By Timothy Lindstrom*

Voluntary land conservation in Virginia depends heavily upon conservation easements. Significant tax incentives, including Virginia’s Land Preservation Tax Credit, are available to Virginia easement donors.

In recent years new incentives for voluntary land conservation have arisen in Virginia. These incentives are in the form of credits landowners earn by permanently setting aside land for uses that offset, or “mitigate”, the impact of development and agriculture on water resources in the Commonwealth. These credits can be sold, providing additional economic benefits for land conservation.

These incentives are the result of state and federal programs to offset the impacts of development on water resources. Pursuant to the federal Clean Water Act, the Army Corps of Engineers, together with an Intergovernmental Review Team, oversees the mitigation of development impacts on wetlands and streams.  The Virginia Department of Environmental Quality, pursuant to state legislation aimed at cleaning up the Chesapeake Bay, oversees a separate mitigation effort to reduce nutrient levels from specific sources (“point source” pollution) and from stormwater and agricultural run-off (“non-point source” pollution).

Land permanently set aside by landowners for mitigation purposes is known as a “mitigation bank” or “nutrient bank” (collectively “land bank.”) The land bank is managed by an agreement between the landowner and agency overseeing the mitigation activity. Future use of land within a land bank is governed by a recorded set of permanent restrictions. When a landowner undertakes specified mitigation activities, credits are earned that can be sold to those whose activities require mitigation. The number of credits a landowner can earn is a function of the type of mitigation activity and the acreage involved, and is governed by schedules established by the governmental agencies involved. Typically, the creation of a land bank, the mitigation activities, ensuring the maintenance of the mitigation, and the sale of credits is managed by a licensed individual or entity known as a “sponsor.”

The details of mitigation banking are too extensive to be covered here. The point of this article is that land banks are compatible with, and can supplement, traditional conservation easements.
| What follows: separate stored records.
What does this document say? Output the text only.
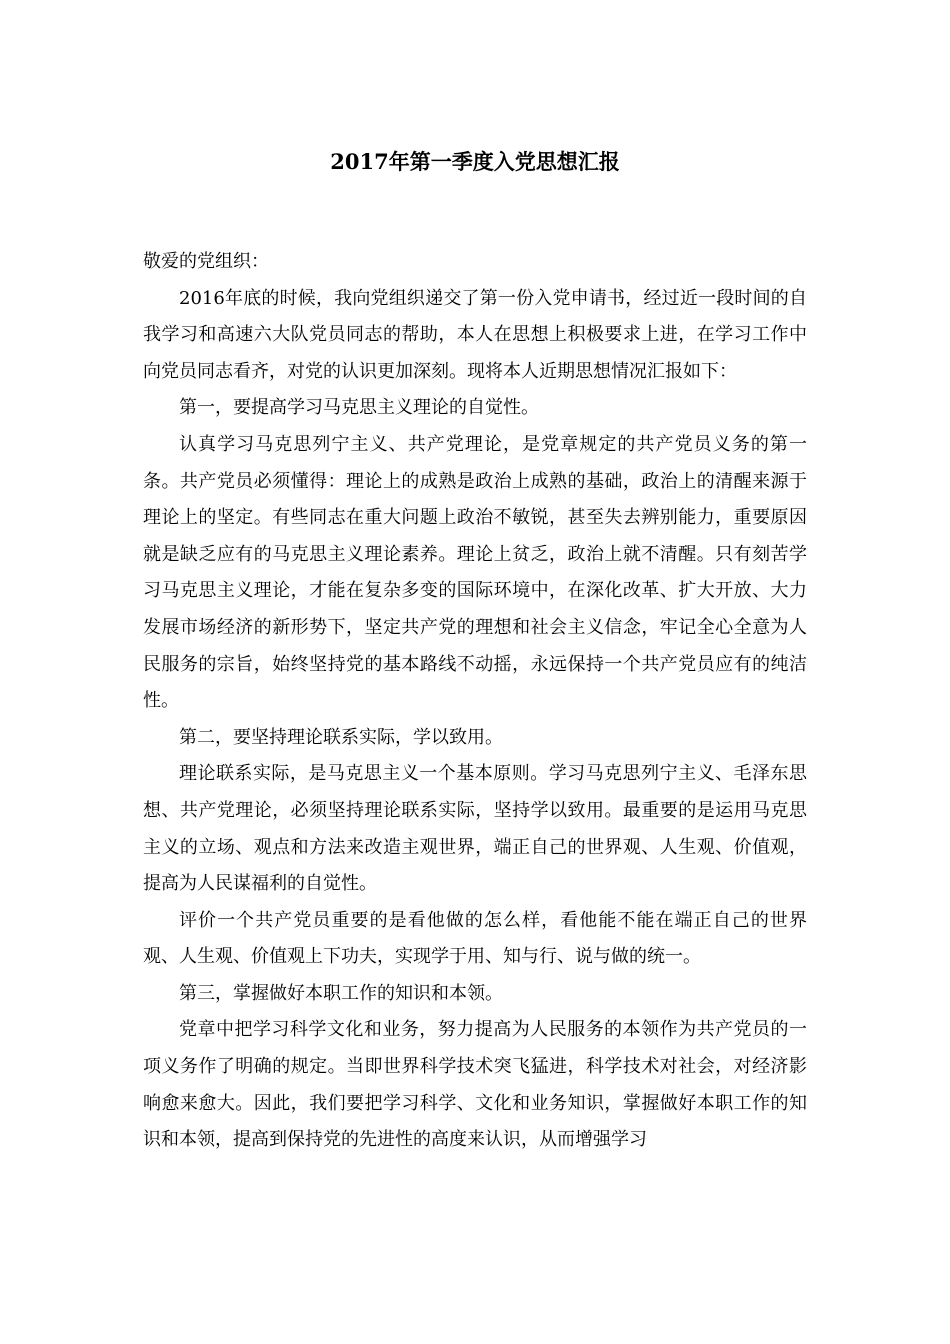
2017年第一季度入党思想汇报

敬爱的党组织：

2016年底的时候，我向党组织递交了第一份入党申请书，经过近一段时间的自我学习和高速六大队党员同志的帮助，本人在思想上积极要求上进，在学习工作中向党员同志看齐，对党的认识更加深刻。现将本人近期思想情况汇报如下：

第一，要提高学习马克思主义理论的自觉性。

认真学习马克思列宁主义、共产党理论，是党章规定的共产党员义务的第一条。共产党员必须懂得：理论上的成熟是政治上成熟的基础，政治上的清醒来源于理论上的坚定。有些同志在重大问题上政治不敏锐，甚至失去辨别能力，重要原因就是缺乏应有的马克思主义理论素养。理论上贫乏，政治上就不清醒。只有刻苦学习马克思主义理论，才能在复杂多变的国际环境中，在深化改革、扩大开放、大力发展市场经济的新形势下，坚定共产党的理想和社会主义信念，牢记全心全意为人民服务的宗旨，始终坚持党的基本路线不动摇，永远保持一个共产党员应有的纯洁性。

第二，要坚持理论联系实际，学以致用。

理论联系实际，是马克思主义一个基本原则。学习马克思列宁主义、毛泽东思想、共产党理论，必须坚持理论联系实际，坚持学以致用。最重要的是运用马克思主义的立场、观点和方法来改造主观世界，端正自己的世界观、人生观、价值观，提高为人民谋福利的自觉性。

评价一个共产党员重要的是看他做的怎么样，看他能不能在端正自己的世界观、人生观、价值观上下功夫，实现学于用、知与行、说与做的统一。

第三，掌握做好本职工作的知识和本领。

党章中把学习科学文化和业务，努力提高为人民服务的本领作为共产党员的一项义务作了明确的规定。当即世界科学技术突飞猛进，科学技术对社会，对经济影响愈来愈大。因此，我们要把学习科学、文化和业务知识，掌握做好本职工作的知识和本领，提高到保持党的先进性的高度来认识，从而增强学习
Conservation easements, generally speaking, are passive in that they prohibit certain activities, such as subdivision and development. Land banks supplement these restrictions by mandating restoration activities on the land.

In order to ensure that the restrictions imposed by a conservation easement and a land bank work together, several things need to be kept in mind:

First, to preserve tax benefits of the easement donation, the conservation easement donation should precede the land bank so that bank restrictions don’t reduce the land’s fair market value for tax deduction purposes.

Second, conservation easements should be drafted to accommodate future land banking. Easement provisions that prevent or limit the opportunity for mitigation banking preclude mitigation bank benefits. Therefore, easements should expressly allow mitigation banking, and minimize restrictions reducing, or foreclosing, opportunities for mitigation activities. For example, careful thought needs to be given to easement provisions requiring buffers around streams and wetlands. Extensive easement buffers that prohibit restoration or enhancement activities can reduce or eliminate the benefits of a land bank. In some cases, the requirement for buffers has actually been deferred by easement provisions for a period of years to allow the landowner to first implement a land bank.

Third, conservation easements and land bank instruments should be carefully tailored to each property by knowledgeable counsel; fill-in-the-blank forms from agencies should be carefully reviewed and revised as needed.

The combination of tax benefits and mitigation credits create a compelling case for land conservation in Virginia. There has never been a better time for landowners to conserve their land than now.

 

*Timothy Lindstrom is a nationally recognized legal expert in conservation easements and related tax law, based in Williamsburg, Virginia.